HW2: Apache log processing
- Due Jan 27 by 9am
- Points 1
- Submitting a file upload
- Available after Jan 24 at 9:30am
Readings
- "Back to Basics: Sort and Uniq" Links to an external site., Kyle Rankin, 2019
- "cut command in Linux with examples" Links to an external site., Geeks for Geeks, 2024
Remember that you can usually use "command --help" to find out how to use the command, or google "man command" and you should stumble upon the man(uel) page for that command (e.g., here are the man pages for sort Links to an external site., uniq Links to an external site., and cut Links to an external site.).
Exercise
First, clone the course Git repository from GitHub: https://github.com/hafeild/csc440sp25 Links to an external site. —I have some videos on how to use Git, including how to clone a repository, here Links to an external site., but feel free to find your own resources on how to clone a repository.
In the data folder, download the apache logs according to the instructions in the README.
From a terminal running Bash (on Windows, use GitBash or WSL) or zsh (on macoS), answer the two quetions below and take a screenshot of the terminal when you answer each.

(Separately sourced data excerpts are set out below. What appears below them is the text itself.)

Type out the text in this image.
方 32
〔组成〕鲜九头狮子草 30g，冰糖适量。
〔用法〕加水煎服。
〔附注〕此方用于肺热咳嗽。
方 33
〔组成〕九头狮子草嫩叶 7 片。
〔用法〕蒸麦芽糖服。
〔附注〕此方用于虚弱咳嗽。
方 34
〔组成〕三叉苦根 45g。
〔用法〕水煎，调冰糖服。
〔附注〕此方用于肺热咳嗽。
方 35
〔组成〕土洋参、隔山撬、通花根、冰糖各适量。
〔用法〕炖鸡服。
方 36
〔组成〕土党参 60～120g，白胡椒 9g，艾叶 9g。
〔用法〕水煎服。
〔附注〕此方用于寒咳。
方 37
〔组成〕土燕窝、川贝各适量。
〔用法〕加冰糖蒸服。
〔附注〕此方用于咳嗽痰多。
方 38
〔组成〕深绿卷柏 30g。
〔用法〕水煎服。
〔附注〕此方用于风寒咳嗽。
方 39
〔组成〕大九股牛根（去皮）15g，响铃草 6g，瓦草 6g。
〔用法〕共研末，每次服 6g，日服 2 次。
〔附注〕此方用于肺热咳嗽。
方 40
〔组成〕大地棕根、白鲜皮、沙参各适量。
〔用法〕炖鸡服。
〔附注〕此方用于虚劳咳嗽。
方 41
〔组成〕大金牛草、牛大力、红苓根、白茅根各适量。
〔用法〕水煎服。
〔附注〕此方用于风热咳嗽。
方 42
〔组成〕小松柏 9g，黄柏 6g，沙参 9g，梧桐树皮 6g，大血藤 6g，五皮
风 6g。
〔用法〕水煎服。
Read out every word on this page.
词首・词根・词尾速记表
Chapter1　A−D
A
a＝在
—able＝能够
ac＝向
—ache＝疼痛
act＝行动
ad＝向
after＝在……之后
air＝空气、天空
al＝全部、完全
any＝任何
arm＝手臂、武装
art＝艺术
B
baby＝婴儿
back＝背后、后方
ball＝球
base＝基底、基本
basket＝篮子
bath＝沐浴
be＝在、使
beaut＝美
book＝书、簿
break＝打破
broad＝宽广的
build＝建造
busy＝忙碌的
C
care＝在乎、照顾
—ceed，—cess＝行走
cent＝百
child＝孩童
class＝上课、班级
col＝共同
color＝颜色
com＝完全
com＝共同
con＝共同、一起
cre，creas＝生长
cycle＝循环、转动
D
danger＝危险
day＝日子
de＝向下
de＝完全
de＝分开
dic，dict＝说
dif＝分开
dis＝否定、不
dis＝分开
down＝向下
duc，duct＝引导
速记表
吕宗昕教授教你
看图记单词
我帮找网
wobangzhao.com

Paste your screenshots into a Google or Word document and upload that document to this assignment.
- how many total log events there are in across all of the log files?
- do this without using gunzip to decompress the gzipped files (you should use one or more of zcat/zless/etc.)
- what day had the most number of events?
- pipe together zcat, cut, sort, uniq, tail
- you'll need to figure out what flags to pass for each of these commands
When doing these, I'm looking for a good effort, not necessarily the exact right answer. Don't short change yourselves by just trying random things—putting in the time to really give this a good go will pay off in the long run, even if you don't get the exact right answer. You may work on this with others in the class.